SEND 25 CENTS and two boxtops from Rice Krispies . . . Diving Atomic Submarine! . . . Buck Rogers Ray Gun! . . . Secret Decoder Ring! Allow 4 to 6 weeks for delivery." The day after gorging yourself on cereal and sending off the quarter, the mailman took on a wonderful aspect. Maybe it will come early. After a few weeks, the suspense became almost unbearable, and the daily disappointments mounted until you were sure that nothing was ever going to come. They'd lost it. Finally, of course, the slow grindings of adult cereal promoters came through and the box with your own name on it arrived like Christmas and birthday rolled into one.
The stuff you'd sent for was usually junk, and broke almost immediately. Buck Rogers would have been in a nasty fix trying to fend off Ming the Merciless with a red plastic ray gun that exhaled puffs of talcum powder (shoots real destructor rays!), and broke before the general disappointment had time to take hold. The gray marbled plastic atomic submarine was about two inches long. When filled with ordinary baking soda (atomic fuel!) it actually did rise and sink in a dumb sort of way when dropped into the bathtub. The decoder ring that let you in on the end-of-the-program secret message for initiates only allowed you to decode things like, "Kids! Don't forget to ask your Mom to buy a lifetime supply of Wheaties!" What a burn.
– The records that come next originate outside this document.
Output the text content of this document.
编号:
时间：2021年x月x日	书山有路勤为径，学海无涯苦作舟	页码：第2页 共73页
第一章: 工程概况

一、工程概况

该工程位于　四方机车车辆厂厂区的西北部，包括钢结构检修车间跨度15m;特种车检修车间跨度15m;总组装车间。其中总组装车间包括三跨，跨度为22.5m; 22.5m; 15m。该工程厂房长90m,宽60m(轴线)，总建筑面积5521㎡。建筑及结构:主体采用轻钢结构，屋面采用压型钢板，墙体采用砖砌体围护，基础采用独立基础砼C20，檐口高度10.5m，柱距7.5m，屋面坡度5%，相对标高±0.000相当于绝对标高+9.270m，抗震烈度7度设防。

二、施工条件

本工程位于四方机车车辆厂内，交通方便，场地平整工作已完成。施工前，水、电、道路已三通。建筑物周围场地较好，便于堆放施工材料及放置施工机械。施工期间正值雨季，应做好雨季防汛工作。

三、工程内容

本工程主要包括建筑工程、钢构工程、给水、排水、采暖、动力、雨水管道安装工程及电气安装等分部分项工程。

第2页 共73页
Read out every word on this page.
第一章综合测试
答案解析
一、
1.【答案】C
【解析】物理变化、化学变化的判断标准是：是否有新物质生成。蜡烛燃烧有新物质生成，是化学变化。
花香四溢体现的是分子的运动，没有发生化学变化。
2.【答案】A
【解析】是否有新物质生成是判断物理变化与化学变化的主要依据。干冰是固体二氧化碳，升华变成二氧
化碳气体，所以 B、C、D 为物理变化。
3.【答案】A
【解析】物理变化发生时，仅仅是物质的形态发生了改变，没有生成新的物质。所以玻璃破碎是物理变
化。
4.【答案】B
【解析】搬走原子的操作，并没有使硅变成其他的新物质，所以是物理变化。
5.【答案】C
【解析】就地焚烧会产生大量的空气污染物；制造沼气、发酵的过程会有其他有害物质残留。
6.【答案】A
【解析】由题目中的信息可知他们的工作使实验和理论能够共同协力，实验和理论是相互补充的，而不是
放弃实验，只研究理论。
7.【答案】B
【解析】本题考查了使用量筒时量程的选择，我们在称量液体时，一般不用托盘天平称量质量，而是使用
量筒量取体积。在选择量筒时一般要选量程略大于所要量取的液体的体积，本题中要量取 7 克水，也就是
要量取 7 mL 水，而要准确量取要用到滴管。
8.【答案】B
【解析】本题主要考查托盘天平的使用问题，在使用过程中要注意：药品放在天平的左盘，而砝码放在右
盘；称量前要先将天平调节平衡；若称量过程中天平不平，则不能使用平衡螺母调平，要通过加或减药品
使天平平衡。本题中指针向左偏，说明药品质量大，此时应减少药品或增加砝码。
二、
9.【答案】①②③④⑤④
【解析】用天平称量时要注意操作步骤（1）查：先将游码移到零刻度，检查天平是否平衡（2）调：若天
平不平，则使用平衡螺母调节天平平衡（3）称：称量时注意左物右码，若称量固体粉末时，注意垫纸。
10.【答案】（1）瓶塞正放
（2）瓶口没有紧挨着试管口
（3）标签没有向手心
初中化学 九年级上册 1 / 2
One thing actually delivered, and I'm damned if I can figure out what it was: It was a ring that had a clear hemispherical glass top, about 3/8ý in diameter, over a dark blue substrate. When you went into a closet, or waited until dark and held it close to your eye, you could see bright sparkles radiating from the center, as though you were rushing through the vastness of interstellar space. Maybe it was really bad for you, radioactive or something, but it was incredibly neat, and I hung onto it quite a while for a third-grader. Almost alone of all the childhood possessions lost or thrown away, I wish I'd kept that one-then I could still look into it once in a while, maybe find out what it was. Maybe it really was magic.